Introducing The Chief AI Officer

Artificial intelligence (AI) has moved from the theoretical periphery to the practical corporate world. Seventy-three percent of US companies have already adopted AI in at least some areas of their business, and 54% of companies surveyed have implemented generative AI in some areas, according to consultant PwC’s recent AI Business Predictions Report.

The shift is global. According to International Data Corporation (IDC), 80% of chief information officers will leverage organizational changes to harness AI, automation and analytics by 2028 in the Asia-Pacific region.

This new reality is forcing organizations to develop AI leadership skills in-house and coordinate AI implementation across multiple parts of the company while strengthening their AI strategy and goals.

More and more companies, consequently, are creating a chief AI officer role to coordinate AI applications internally and better utilize AI in dealing with stakeholders such as suppliers and customers. Foundry Report revealed that 11% of midsize-to-large organizations have already appointed a chief AI officer and an additional 21% of large organizations are searching for one.

The appointments cross sectors and are appearing in both public and private organizations. In the US, President Biden is requiring all governmental agencies to appoint a chief AI officer. On the private side, leading technology companies such as software powerhouse SAP, older industrial leaders such as Japan’s Hitachi, and others ranging from midsize to large companies are rushing to find and hire one. Smaller companies are still addressing the need via other internal tech groups.
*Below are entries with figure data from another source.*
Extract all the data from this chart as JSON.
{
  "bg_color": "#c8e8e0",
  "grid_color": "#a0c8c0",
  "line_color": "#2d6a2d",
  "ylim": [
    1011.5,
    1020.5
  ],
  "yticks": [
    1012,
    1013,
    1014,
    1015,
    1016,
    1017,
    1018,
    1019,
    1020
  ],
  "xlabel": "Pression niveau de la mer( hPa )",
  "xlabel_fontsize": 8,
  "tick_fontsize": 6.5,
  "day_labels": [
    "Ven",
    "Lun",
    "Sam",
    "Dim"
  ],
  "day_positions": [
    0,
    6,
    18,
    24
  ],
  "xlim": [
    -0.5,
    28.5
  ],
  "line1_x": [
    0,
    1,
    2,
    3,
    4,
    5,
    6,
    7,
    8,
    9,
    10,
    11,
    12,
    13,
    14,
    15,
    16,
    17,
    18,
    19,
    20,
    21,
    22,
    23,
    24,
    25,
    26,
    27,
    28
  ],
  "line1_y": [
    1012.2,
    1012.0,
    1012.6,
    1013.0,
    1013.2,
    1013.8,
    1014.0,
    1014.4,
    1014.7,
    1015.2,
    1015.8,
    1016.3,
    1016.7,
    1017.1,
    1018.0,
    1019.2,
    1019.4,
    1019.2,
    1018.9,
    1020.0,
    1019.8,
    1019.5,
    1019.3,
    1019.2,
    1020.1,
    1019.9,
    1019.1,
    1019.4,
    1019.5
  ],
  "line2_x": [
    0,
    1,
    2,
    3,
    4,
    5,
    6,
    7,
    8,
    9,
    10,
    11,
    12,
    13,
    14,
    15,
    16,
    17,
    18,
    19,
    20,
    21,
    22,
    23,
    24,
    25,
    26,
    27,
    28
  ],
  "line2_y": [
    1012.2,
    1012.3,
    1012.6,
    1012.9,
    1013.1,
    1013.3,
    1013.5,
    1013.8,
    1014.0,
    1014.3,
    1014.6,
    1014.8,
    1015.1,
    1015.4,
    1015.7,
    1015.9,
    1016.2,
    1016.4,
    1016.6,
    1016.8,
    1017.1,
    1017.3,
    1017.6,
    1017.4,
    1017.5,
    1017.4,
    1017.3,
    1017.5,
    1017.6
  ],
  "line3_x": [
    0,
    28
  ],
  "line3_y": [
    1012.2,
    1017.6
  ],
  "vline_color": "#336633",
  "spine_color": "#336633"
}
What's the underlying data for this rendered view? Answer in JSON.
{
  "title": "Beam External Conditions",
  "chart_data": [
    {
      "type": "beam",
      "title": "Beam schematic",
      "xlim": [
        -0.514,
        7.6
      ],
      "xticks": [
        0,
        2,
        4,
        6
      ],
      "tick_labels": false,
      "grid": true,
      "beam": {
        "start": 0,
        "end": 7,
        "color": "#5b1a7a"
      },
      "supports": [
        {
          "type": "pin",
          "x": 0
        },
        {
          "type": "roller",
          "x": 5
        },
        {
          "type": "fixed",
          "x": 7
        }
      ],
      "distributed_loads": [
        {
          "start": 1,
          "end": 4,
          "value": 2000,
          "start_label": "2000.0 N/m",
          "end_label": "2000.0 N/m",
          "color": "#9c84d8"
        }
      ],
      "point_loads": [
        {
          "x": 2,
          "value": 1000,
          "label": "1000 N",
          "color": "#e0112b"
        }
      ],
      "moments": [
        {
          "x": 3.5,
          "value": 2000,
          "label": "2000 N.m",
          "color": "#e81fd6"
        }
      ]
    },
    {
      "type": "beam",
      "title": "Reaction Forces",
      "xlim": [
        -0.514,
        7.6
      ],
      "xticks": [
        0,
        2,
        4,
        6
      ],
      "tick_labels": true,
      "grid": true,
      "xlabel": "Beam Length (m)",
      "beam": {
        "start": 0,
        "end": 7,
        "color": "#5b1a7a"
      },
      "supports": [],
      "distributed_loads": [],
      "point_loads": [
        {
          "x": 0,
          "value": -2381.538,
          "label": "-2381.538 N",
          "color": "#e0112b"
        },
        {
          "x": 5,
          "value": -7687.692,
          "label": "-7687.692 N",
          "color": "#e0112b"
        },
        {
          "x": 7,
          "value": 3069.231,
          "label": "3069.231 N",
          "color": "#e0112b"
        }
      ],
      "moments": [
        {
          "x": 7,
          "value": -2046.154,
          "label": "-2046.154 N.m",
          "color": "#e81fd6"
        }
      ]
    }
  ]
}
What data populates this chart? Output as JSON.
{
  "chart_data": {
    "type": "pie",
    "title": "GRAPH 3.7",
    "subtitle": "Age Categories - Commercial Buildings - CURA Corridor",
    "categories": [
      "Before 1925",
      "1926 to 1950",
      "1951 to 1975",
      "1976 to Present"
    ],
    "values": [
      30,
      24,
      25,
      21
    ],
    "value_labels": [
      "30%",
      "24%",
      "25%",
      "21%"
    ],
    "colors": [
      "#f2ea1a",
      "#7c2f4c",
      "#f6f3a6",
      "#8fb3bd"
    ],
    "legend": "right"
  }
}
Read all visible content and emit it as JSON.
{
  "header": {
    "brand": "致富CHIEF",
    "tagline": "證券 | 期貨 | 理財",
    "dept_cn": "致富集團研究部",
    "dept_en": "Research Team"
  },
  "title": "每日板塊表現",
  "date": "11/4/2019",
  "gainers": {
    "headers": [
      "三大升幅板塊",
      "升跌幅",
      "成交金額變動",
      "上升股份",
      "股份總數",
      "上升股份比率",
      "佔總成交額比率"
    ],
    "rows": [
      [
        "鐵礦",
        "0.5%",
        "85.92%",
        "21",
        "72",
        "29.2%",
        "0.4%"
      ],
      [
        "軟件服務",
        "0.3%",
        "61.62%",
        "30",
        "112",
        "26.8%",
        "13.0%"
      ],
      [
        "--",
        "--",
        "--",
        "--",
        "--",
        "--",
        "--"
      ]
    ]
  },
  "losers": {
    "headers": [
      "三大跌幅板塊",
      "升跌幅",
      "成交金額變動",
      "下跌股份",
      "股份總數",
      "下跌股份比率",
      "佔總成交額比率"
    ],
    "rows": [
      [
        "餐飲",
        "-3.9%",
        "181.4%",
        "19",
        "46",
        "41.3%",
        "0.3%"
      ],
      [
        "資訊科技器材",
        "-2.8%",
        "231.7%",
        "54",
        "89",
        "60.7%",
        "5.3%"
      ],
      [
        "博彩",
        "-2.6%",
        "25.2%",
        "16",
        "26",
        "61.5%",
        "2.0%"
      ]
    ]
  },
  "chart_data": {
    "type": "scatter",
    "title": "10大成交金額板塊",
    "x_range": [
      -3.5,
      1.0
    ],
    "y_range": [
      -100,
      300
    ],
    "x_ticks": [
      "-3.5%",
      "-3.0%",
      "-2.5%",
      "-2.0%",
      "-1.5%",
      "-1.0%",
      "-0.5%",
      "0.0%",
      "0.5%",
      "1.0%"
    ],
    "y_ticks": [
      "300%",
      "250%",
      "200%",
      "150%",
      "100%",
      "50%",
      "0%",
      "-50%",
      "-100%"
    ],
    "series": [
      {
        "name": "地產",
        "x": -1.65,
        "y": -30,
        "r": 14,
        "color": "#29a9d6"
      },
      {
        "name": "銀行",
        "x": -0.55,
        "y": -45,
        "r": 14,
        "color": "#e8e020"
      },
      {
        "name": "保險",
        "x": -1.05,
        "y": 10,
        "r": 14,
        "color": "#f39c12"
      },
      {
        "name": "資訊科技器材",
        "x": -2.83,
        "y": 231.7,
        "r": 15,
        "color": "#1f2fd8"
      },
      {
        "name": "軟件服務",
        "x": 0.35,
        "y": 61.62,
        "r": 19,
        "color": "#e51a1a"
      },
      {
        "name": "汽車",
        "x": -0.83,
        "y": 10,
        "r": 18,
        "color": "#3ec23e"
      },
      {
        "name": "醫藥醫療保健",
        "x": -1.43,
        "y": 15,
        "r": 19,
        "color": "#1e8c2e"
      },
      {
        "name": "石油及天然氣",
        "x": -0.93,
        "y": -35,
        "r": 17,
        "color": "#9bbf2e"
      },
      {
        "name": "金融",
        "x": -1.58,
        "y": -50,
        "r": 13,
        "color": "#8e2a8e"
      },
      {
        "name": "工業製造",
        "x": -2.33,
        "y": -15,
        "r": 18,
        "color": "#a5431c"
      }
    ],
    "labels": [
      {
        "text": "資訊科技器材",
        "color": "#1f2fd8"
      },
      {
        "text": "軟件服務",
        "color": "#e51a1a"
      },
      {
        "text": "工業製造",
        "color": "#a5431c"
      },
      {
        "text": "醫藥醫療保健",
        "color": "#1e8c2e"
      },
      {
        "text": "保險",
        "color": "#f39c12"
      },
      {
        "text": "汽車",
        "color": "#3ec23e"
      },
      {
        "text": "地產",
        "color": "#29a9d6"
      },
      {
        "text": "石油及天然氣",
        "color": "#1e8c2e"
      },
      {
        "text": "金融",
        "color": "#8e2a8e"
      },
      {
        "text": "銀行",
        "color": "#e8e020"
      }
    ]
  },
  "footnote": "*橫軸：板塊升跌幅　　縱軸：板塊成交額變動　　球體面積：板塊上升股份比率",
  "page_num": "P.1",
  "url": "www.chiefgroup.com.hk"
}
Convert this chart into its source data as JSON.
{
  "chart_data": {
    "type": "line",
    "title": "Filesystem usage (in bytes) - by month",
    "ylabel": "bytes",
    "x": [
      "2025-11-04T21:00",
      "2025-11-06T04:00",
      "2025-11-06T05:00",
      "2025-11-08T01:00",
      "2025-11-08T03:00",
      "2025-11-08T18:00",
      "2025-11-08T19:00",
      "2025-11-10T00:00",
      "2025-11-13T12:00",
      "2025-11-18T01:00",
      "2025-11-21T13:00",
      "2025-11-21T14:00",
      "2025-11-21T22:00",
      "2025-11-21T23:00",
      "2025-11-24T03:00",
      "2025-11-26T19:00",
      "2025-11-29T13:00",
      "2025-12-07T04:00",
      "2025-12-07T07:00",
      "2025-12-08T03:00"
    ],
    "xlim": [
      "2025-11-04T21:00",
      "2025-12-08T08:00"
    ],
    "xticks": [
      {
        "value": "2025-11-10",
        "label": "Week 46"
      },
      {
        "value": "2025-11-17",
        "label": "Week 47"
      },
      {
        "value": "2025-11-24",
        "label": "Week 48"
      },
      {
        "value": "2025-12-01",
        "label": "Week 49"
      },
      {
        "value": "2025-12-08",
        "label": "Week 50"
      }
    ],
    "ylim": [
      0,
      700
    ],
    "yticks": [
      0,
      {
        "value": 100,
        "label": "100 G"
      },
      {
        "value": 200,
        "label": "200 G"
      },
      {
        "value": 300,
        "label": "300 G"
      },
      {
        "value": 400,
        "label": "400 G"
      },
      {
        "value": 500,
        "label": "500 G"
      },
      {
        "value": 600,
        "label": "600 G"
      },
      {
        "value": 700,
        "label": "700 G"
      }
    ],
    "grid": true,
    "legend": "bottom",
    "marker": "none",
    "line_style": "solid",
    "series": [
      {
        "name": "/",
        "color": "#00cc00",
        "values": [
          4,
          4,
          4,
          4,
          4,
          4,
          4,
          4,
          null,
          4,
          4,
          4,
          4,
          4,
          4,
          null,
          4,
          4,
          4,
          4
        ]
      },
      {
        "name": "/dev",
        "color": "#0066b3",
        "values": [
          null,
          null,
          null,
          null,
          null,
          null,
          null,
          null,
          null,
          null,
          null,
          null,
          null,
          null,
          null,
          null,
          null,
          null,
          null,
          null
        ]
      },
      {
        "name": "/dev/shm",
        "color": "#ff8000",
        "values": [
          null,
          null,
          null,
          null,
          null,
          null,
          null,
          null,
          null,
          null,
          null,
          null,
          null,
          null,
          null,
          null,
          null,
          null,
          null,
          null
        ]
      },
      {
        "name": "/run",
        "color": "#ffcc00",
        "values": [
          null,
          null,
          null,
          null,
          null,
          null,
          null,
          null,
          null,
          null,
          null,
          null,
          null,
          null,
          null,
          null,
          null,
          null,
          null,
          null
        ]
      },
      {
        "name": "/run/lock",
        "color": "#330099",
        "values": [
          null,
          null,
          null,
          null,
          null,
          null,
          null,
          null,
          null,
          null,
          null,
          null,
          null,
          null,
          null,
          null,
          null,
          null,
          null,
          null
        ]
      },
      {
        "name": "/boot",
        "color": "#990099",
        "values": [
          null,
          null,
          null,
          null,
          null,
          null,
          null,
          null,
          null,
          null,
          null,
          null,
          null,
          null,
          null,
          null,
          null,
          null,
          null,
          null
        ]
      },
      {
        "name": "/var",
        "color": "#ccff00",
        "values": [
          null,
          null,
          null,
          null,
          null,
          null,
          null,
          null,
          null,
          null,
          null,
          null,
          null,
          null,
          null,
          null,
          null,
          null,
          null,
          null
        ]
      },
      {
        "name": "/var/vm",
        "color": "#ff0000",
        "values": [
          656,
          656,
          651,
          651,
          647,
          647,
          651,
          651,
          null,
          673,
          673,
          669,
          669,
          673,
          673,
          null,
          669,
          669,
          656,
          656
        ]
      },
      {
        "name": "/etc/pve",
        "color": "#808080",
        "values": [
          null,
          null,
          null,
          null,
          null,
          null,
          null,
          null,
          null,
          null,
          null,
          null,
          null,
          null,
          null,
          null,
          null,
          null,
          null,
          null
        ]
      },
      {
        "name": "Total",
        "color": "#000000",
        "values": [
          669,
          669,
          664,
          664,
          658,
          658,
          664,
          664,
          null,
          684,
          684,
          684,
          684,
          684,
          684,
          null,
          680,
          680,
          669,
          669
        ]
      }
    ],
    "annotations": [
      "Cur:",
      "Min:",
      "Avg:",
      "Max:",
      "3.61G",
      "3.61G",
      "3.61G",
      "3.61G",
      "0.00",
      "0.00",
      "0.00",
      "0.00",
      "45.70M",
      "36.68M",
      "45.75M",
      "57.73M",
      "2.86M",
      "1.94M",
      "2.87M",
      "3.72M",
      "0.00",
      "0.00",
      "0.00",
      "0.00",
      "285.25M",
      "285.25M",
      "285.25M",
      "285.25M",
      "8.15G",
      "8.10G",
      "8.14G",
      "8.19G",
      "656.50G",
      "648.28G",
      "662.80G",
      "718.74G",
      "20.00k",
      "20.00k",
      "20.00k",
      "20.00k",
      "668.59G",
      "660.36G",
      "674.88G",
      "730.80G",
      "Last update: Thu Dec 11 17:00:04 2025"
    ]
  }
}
The advent of the chief AI officer fits into a wider trend to create more specialized roles within organizations. In the past, compliance, risk, and innovation roles, for example, were under other corporate functions; now, they have their own leadership structure. The chief AI officer role, like the chief risk officer, is designed to consolidate capabilities and project the significance of the role to the organization. The new role has faced some backlash recently, however, including in the AI space, as some scholars and industry leaders have argued that all employees should have a hand in this strategically important area.